Bem parecida com a provação pelo fogo, esta ordália consistia em fazer a pessoa acusada mergulhar a mão em um caldeirão de água fervente. Mesmo raciocínio da cura indicando culpa ou inocência.

— Provação da cruz:

Duas pessoas ficavam frente a frente com os braços estendidos, tal qual Jesus na cruz. O que primeiro baixasse os braços era considerado culpado. Esta ordália em especial foi proibida pelo rei Luis I, o Pio, filho de Carlos Magno, pois ele considerava a prática uma blasfêmia a Jesus.

— Provação pelo duelo:

Já explicada na imagem acima. O duelo certamente ajudou a romantizar a prática e era usado para resolver também questões duvidosas de propriedade ou qualquer outra situação que deveria ser provada a alguém.

— Provação pela água gelada:

A pessoa ficava imersa, provavelmente só com a cabeça para fora de um lago com águas congelantes durante um certo tempo. Se saísse dali sem estar sofrendo muito com o frio, estava livre da acusação. Isso quando a pessoa não morria tentando provar a inocência! Uma variação da ordália fazia a pessoa ser amarrada e jogada em qualquer rio ou lago. Se ela boiasse, era culpada, já que segundo os acusadores, a água não receberia um corpo impuro, sujo com um crime. Esta ordália foi muito utilizada para culpar possíveis bruxas.

A prática das ordálias caiu em desuso com a chegada da época conhecida como Baixa Idade Média, por volta do ano 1100. Gradativamente as regiões que tinham este costume deixaram de lado as ordálias, substituindo por outros métodos de julgamento um pouco mais racionais e menos desumanos.

A Igreja contribuiu em parte com o fim da prática, já que existem registros de que a participação de membros da igreja nas ordálias foi proibida no IV Concílio de Latrão, em 1215. Sem o apoio do clero nas decisões, quem atestaria a intervenção divina e a culpa ou a inocência do(a) acusado(a)?
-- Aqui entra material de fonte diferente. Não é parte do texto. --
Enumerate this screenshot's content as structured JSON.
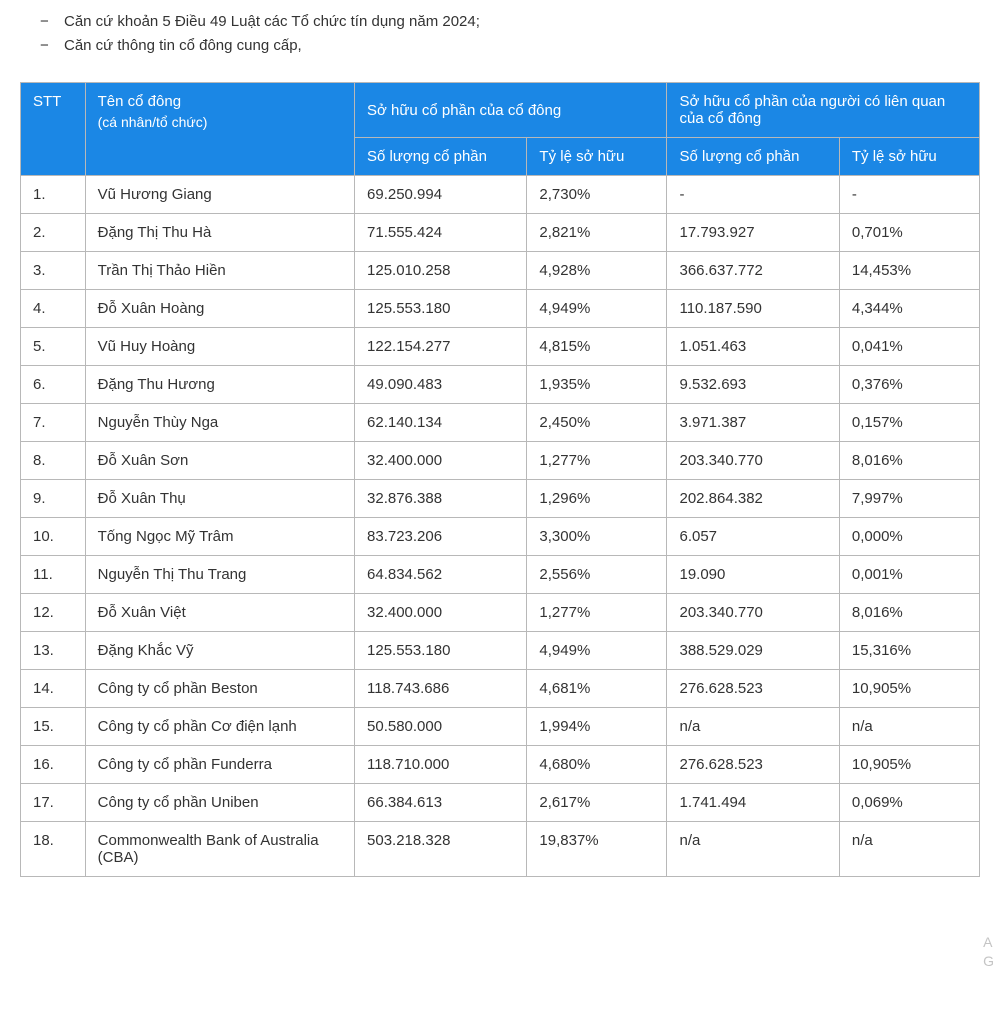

No entanto, quando o processo envolvia práticas hereges — como a bruxaria, por exemplo — a pessoa acusada podia sofrer torturas e até mesmo uma ordália durante seu interrogatório ou julgamento, de acordo com o Tribunal de Inquisição em que ela estava sendo julgada.

Apesar de perder importância na prática jurídica com o passar do tempo, as ordálias continuam vivas no Ocidente — pelo menos a ideia de provação.

Acostumou-se e chamar de ordália qualquer teste para uma pessoa entrar em alguma sociedade ou grupo restrito, como uma prova de que aquela pessoa está apta a fazer parte do grupo. Além disso, estas provações contemporâneas na maioria das vezes não causam dor ou desconforto físico para a pessoa que está cumprindo a ordália.